Матвей вернулся в гостиную, покосился на озеро, подсвеченное алым закатным солнцем, взялся за бутылку и вдруг замер, глядя прямо перед собой.
– Если ты существуешь… Если ты здесь… Ответь, иначе я сойду с ума, – тихо произнес он.
– Вы с кем разговариваете? – не выдержав, уточнила Настя.
Матвей дернулся, повернулся и вытаращился на девушку, что стояла в дверях. Прямо как Глашка, когда впервые увидела бородатую женщину на ярмарке. Настя помнила, как та крестилась.

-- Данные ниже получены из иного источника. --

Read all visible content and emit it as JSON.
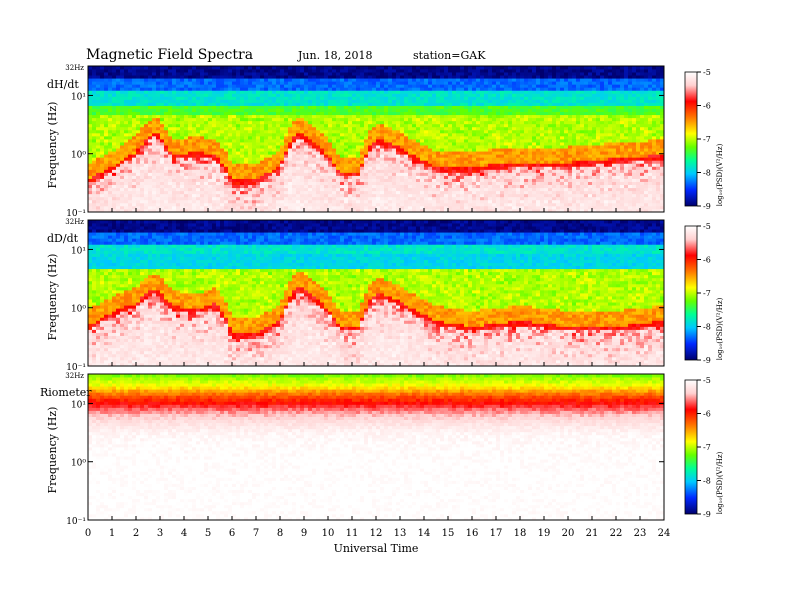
{
  "header": {
    "title": "Magnetic  Field  Spectra",
    "date": "Jun. 18, 2018",
    "station": "station=GAK"
  },
  "x_axis": {
    "label": "Universal Time",
    "ticks": [
      "0",
      "1",
      "2",
      "3",
      "4",
      "5",
      "6",
      "7",
      "8",
      "9",
      "10",
      "11",
      "12",
      "13",
      "14",
      "15",
      "16",
      "17",
      "18",
      "19",
      "20",
      "21",
      "22",
      "23",
      "24"
    ]
  },
  "colorbar": {
    "label": "log₁₀(PSD)(V²/Hz)",
    "ticks": [
      "-5",
      "-6",
      "-7",
      "-8",
      "-9"
    ]
  },
  "colors": {
    "scale": [
      "#00006e",
      "#0018ff",
      "#00c8ff",
      "#00ff96",
      "#32ff00",
      "#d2ff00",
      "#ffd200",
      "#ff6400",
      "#ff0000",
      "#ffe6e6",
      "#ffffff"
    ]
  },
  "panels": [
    {
      "id": "dHdt",
      "label": "dH/dt",
      "ylabel": "Frequency (Hz)",
      "top_label": "32Hz",
      "yticks": [
        "10¹",
        "10⁰",
        "10⁻¹"
      ]
    },
    {
      "id": "dDdt",
      "label": "dD/dt",
      "ylabel": "Frequency (Hz)",
      "top_label": "32Hz",
      "yticks": [
        "10¹",
        "10⁰",
        "10⁻¹"
      ]
    },
    {
      "id": "riometer",
      "label": "Riometer",
      "ylabel": "Frequency (Hz)",
      "top_label": "32Hz",
      "yticks": [
        "10¹",
        "10⁰",
        "10⁻¹"
      ]
    }
  ],
  "chart_data": [
    {
      "type": "heatmap",
      "title": "dH/dt",
      "xlabel": "Universal Time",
      "ylabel": "Frequency (Hz)",
      "xlim": [
        0,
        24
      ],
      "ylim": [
        0.1,
        32
      ],
      "yscale": "log",
      "colorbar_label": "log₁₀(PSD)(V²/Hz)",
      "zlim": [
        -9,
        -5
      ],
      "description_points": {
        "times": [
          0,
          1,
          2,
          2.8,
          3.5,
          4.5,
          5.3,
          6,
          7,
          8,
          8.8,
          9.5,
          10.5,
          11.3,
          12,
          12.8,
          13.5,
          14.5,
          16,
          18,
          20,
          22,
          24
        ],
        "low_freq_red_edge_hz": [
          0.3,
          0.5,
          0.9,
          2.0,
          0.8,
          0.9,
          0.8,
          0.3,
          0.3,
          0.5,
          2.0,
          1.2,
          0.4,
          0.4,
          1.5,
          1.2,
          0.8,
          0.5,
          0.5,
          0.6,
          0.6,
          0.7,
          0.8
        ]
      }
    },
    {
      "type": "heatmap",
      "title": "dD/dt",
      "xlabel": "Universal Time",
      "ylabel": "Frequency (Hz)",
      "xlim": [
        0,
        24
      ],
      "ylim": [
        0.1,
        32
      ],
      "yscale": "log",
      "colorbar_label": "log₁₀(PSD)(V²/Hz)",
      "zlim": [
        -9,
        -5
      ],
      "description_points": {
        "times": [
          0,
          1,
          2,
          2.8,
          3.5,
          4.5,
          5.3,
          6,
          7,
          8,
          8.8,
          9.5,
          10.5,
          11.3,
          12,
          12.8,
          13.5,
          14.5,
          16,
          18,
          20,
          22,
          24
        ],
        "low_freq_red_edge_hz": [
          0.4,
          0.7,
          1.0,
          1.8,
          0.9,
          0.8,
          1.0,
          0.3,
          0.3,
          0.5,
          2.0,
          1.2,
          0.4,
          0.4,
          1.5,
          1.2,
          0.8,
          0.5,
          0.4,
          0.5,
          0.4,
          0.4,
          0.5
        ]
      }
    },
    {
      "type": "heatmap",
      "title": "Riometer",
      "xlabel": "Universal Time",
      "ylabel": "Frequency (Hz)",
      "xlim": [
        0,
        24
      ],
      "ylim": [
        0.1,
        32
      ],
      "yscale": "log",
      "colorbar_label": "log₁₀(PSD)(V²/Hz)",
      "zlim": [
        -9,
        -5
      ],
      "description_points": {
        "band_hz": [
          {
            "f": 32,
            "z": -7.2
          },
          {
            "f": 20,
            "z": -6.8
          },
          {
            "f": 15,
            "z": -6.4
          },
          {
            "f": 10,
            "z": -6.0
          },
          {
            "f": 6,
            "z": -5.5
          },
          {
            "f": 3,
            "z": -5.1
          },
          {
            "f": 1,
            "z": -5.0
          },
          {
            "f": 0.1,
            "z": -5.0
          }
        ]
      }
    }
  ]
}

Глашка, а не циркачка. Этот, похоже, тоже собирался. Точно…
– Вы неправильно креститесь, надо не слева направо, а справа налево, – подсказала девушка, и Матвей попятился, все еще держа в одной руке бутылку, а второй судорожно доставая телефон. Не глядя, что-то там нажимая.
– Алло… Алло…это я. Мне нужна помощь…
Дальше слушать было неинтересно. Настя и так знала, что он вызовет либо исправника, либо коменданта Алуфьевского. Тому уже поди надоело сюда мотаться, каждый год кто-нибудь названивает и что-то требует.

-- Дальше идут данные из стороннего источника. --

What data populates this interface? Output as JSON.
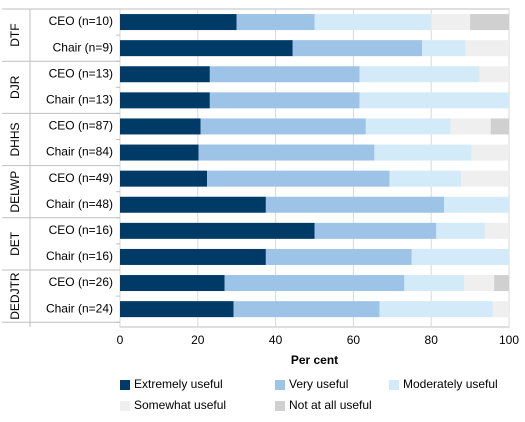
{
  "chart_data": {
    "type": "bar",
    "orientation": "horizontal",
    "stacked": true,
    "xlabel": "Per cent",
    "xlim": [
      0,
      100
    ],
    "xticks": [
      "0",
      "20",
      "40",
      "60",
      "80",
      "100"
    ],
    "groups": [
      {
        "name": "DTF",
        "rows": [
          {
            "label": "CEO (n=10)",
            "values": [
              30,
              20,
              30,
              10,
              10
            ]
          },
          {
            "label": "Chair (n=9)",
            "values": [
              44.4,
              33.3,
              11.1,
              11.2,
              0
            ]
          }
        ]
      },
      {
        "name": "DJR",
        "rows": [
          {
            "label": "CEO (n=13)",
            "values": [
              23.1,
              38.5,
              30.8,
              7.6,
              0
            ]
          },
          {
            "label": "Chair (n=13)",
            "values": [
              23.1,
              38.5,
              38.4,
              0,
              0
            ]
          }
        ]
      },
      {
        "name": "DHHS",
        "rows": [
          {
            "label": "CEO (n=87)",
            "values": [
              20.7,
              42.5,
              21.8,
              10.3,
              4.7
            ]
          },
          {
            "label": "Chair (n=84)",
            "values": [
              20.2,
              45.2,
              25.0,
              9.6,
              0
            ]
          }
        ]
      },
      {
        "name": "DELWP",
        "rows": [
          {
            "label": "CEO (n=49)",
            "values": [
              22.4,
              46.9,
              18.4,
              12.3,
              0
            ]
          },
          {
            "label": "Chair (n=48)",
            "values": [
              37.5,
              45.8,
              16.7,
              0,
              0
            ]
          }
        ]
      },
      {
        "name": "DET",
        "rows": [
          {
            "label": "CEO (n=16)",
            "values": [
              50,
              31.3,
              12.5,
              6.2,
              0
            ]
          },
          {
            "label": "Chair (n=16)",
            "values": [
              37.5,
              37.5,
              25,
              0,
              0
            ]
          }
        ]
      },
      {
        "name": "DEDJTR",
        "rows": [
          {
            "label": "CEO (n=26)",
            "values": [
              26.9,
              46.2,
              15.4,
              7.7,
              3.8
            ]
          },
          {
            "label": "Chair (n=24)",
            "values": [
              29.2,
              37.5,
              29.1,
              4.2,
              0
            ]
          }
        ]
      }
    ],
    "series": [
      {
        "name": "Extremely useful",
        "color": "#003a66"
      },
      {
        "name": "Very useful",
        "color": "#9dc3e6"
      },
      {
        "name": "Moderately useful",
        "color": "#d3eaf9"
      },
      {
        "name": "Somewhat useful",
        "color": "#efefef"
      },
      {
        "name": "Not at all useful",
        "color": "#d0d0d0"
      }
    ],
    "legend_position": "bottom",
    "grid": true
  }
}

Настя дернула плечом, и в музыкальной шкатулке, которую продолжал прижимать к уху Матвей, послышалось шипение. Мужчина находился в ее доме, и пока он был здесь, то подчинялся ее законам. Она могла сделать с ним многое. Она могла закрыть все двери так, что прискакавший на выручку урядник и вся его кавалерия не смогли бы ее открыть. Она могла сделать так, чтобы дом «выпал» из этого мира. Выпал, как выпадает бусинка из шкатулки с жемчугом. Вот сейчас он есть, а вот сейчас нет, даже если для всех остальных дом продолжал стоять на склоне у озера. Он был. И его не было. И тогда все эти странные штучки вроде телефонов, телевизоров и самозагорающихся шариков переставали работать.
– Алло, – успел еще раз произнести мужчина, когда в доме погас свет.